The article presents a review of the literature about body image disorders in selected mental disorders, i.e. eating disorders, obesity, autodestructive behaviours and body dysmorphic disorder. The author defines the term of the body image, as referred to the terms: body schema and bodily self. She emphasizes the correlation between early childhood traumas and development of cognitive and emotional deformations related to the body, referring also to possibilities and limitations of therapeutic work. The first part introduces the way the body image present in literature is perceived, along with theoretical considerations on its nature, components and disorders resulting from its disturbances.
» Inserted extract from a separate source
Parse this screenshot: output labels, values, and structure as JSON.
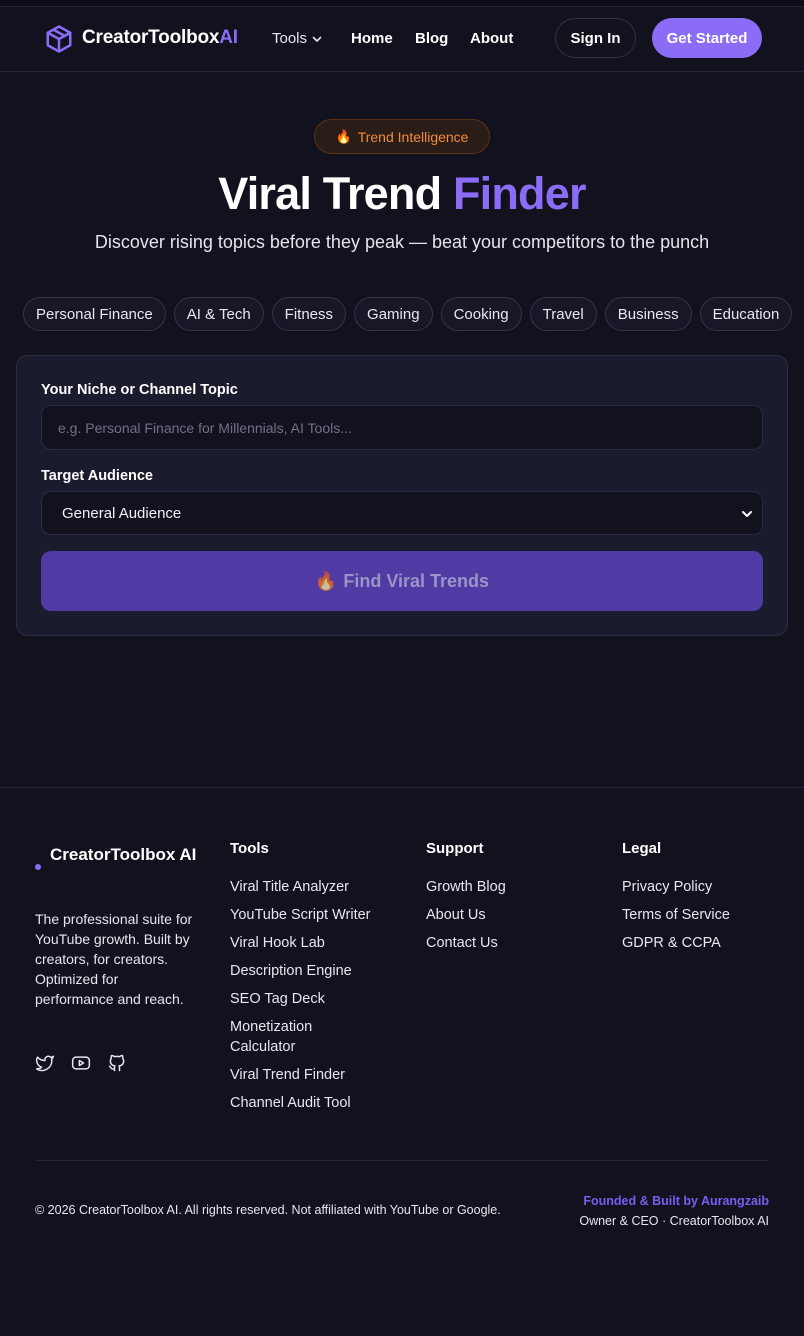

Then she proc eeds to describe the characteristics and types of the body image deformities in eating disorders and obesity, emphasizing the conclusion drawn from the research, about the correlation between the body image distortion and the self-image distortion. Further on, the term bodily self is discussed, which highlights the significance of specific developmental disturbances for integration and arrangement of body-related experiences. The author emphasizes the contribution of early childhood traumas to the development of one’s pathological attitude to the body, including autodestructive behaviours. Another discussed subject is dissociative defence disorder underlying the states of bodily alienation and perhaps also autodestruction (as observed in eating disorders and borderline personality). The last part presents characteristics of body dysmorphic disorder, its clinical aspects and consequences. With the final conclusion the author closes her considerations about the correlation between the body image disorders and structural aspects of personality which are subjected to psychotherapy.